Employment Tribunal practice and procedure for 2022/2023

Over the last couple of years, the Employment Tribunals have faced a number of logistical challenges due to Covid, in how it deals with cases. This has resulted in the Presidents of both the England & Wales and Scotland Employment Tribunals publishing a ‘road map’ each year about they will handle the practical challenges of managing tribunal litigation.

On 31st March 2022, the Presidents of the two jurisdictions have again published their road map for the 2022/2023 financial year and some of the key default positions that the tribunal will adopt when it comes to listing hearings are set out below.

  • Case management hearings will continue to default to being conducted via telephone or video, instead of being in person.
  • Open preliminary hearings in public to determine a straightforward preliminary issue will continue to default to video hearings.
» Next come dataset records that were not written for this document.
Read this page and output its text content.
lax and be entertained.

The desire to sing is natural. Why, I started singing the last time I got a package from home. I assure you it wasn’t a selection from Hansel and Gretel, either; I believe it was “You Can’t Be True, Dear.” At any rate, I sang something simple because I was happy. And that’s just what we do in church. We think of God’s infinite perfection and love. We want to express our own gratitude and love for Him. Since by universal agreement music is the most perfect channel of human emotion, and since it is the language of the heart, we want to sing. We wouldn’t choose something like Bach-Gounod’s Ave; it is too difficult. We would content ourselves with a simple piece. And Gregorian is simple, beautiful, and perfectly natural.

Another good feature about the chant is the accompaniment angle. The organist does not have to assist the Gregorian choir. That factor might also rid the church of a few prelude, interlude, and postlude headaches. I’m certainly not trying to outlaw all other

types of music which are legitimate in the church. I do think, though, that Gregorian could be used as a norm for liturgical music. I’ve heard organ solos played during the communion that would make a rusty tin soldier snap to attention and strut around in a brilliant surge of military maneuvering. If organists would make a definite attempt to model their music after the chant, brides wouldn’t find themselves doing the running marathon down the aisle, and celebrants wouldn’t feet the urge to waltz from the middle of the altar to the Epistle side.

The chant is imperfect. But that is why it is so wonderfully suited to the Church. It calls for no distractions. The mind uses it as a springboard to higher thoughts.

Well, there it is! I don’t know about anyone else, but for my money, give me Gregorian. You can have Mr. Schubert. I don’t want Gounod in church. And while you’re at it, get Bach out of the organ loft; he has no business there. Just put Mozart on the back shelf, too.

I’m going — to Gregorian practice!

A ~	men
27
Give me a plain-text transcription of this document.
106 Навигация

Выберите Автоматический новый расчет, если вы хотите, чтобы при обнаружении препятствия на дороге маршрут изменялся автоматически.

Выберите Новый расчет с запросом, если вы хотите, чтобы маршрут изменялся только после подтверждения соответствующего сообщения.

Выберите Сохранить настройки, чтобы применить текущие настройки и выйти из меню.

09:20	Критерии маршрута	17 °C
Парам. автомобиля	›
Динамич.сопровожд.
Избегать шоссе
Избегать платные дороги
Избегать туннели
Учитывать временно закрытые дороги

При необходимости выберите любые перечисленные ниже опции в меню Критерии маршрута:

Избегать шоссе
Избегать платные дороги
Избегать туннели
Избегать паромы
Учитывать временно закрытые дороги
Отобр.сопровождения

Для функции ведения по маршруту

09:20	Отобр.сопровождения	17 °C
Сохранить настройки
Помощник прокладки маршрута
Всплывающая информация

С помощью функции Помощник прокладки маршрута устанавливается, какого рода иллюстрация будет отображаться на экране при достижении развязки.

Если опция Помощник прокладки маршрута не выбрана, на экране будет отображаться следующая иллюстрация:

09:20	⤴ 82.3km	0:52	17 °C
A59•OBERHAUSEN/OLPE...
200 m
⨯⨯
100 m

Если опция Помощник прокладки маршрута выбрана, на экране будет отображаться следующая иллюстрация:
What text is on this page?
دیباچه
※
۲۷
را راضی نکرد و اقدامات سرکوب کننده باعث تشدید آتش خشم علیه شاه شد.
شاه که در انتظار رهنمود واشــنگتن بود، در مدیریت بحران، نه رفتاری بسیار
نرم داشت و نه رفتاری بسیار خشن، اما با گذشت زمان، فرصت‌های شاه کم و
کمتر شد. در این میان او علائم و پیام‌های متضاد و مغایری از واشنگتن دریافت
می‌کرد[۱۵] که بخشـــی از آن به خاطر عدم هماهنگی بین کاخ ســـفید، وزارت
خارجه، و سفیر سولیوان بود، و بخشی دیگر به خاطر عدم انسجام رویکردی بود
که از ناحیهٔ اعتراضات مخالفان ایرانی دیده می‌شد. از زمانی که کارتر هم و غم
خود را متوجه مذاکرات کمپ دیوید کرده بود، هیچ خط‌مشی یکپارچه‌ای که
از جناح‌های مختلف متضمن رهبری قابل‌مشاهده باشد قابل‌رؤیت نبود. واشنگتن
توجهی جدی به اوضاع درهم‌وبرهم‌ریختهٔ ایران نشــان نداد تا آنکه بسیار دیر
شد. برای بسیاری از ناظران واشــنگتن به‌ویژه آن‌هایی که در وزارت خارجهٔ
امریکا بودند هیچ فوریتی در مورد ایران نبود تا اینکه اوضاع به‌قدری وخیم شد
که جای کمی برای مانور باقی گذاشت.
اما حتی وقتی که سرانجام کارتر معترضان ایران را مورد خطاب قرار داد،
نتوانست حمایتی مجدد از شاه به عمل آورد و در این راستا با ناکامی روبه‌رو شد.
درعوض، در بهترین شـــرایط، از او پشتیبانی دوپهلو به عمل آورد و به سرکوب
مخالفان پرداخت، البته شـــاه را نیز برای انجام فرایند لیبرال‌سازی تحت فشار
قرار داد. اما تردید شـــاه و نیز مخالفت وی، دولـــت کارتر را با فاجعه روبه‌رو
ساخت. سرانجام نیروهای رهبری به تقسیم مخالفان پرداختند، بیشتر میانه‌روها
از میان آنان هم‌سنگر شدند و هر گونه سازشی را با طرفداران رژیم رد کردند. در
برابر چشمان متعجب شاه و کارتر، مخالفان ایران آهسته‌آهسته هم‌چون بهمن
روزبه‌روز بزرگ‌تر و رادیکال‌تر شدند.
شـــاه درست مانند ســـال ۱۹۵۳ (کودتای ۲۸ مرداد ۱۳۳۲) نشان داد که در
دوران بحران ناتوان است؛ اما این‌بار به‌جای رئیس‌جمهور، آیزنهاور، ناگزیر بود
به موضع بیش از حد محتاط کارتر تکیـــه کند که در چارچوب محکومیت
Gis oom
However, where the issues that need to be determined are more complicated (for example, if the tribunal is determining whether the claimant has a disability), the aim will be to make more use of in-person hearings, subject to individual tribunal resources.
  • Applications to strike out a claim or response or for a deposit order will continue to default to video hearings.
  • Applications for interim relief, which can sometimes occur in certain types of automatically unfair dismissal cases (where a tribunal can grant an employee interim relief by ordering the employer to continue employing the employee until the case is finally determined) will continue to default to video hearings.
  • Final hearings of what are referred to as ‘short track’ claims (which generally deal with simple claims for unpaid wages, holiday pay, redundancy pay etc.) will, generally, continue to default to video hearings.
  • Final hearings of what are referred to as ‘standard track’ claims (the most common of which are unfair dismissal claims) will vary. The preference is now for a greater return to in-person hearings (where the tribunal’s resources permit), especially in cases where there is a lot of disputed evidence. However, as the London and the South East tribunal areas still have a large backlog of cases, final hearings of standard track claims will continue to default to video hearings.
  • Final hearings of ‘open track’ claims (these are the more complex cases which usually involve discrimination and whistleblowing) will default to in-person hearings in Scotland. However, in England and Wales at the moment, there will continue to more use of video or hybrid hearings due to the fact the tribunal still does not have the resources to move back to in-person hearings by default at present.

As can be seen from the above, the tribunal remains under a certain amount of pressure to deal with all hearings in-person, hence the continued reliance on video hearings. However, despite the guidance, it still remains possible for the parties to apply for a different format to the default position, although there is no guarantee that the application would be successful.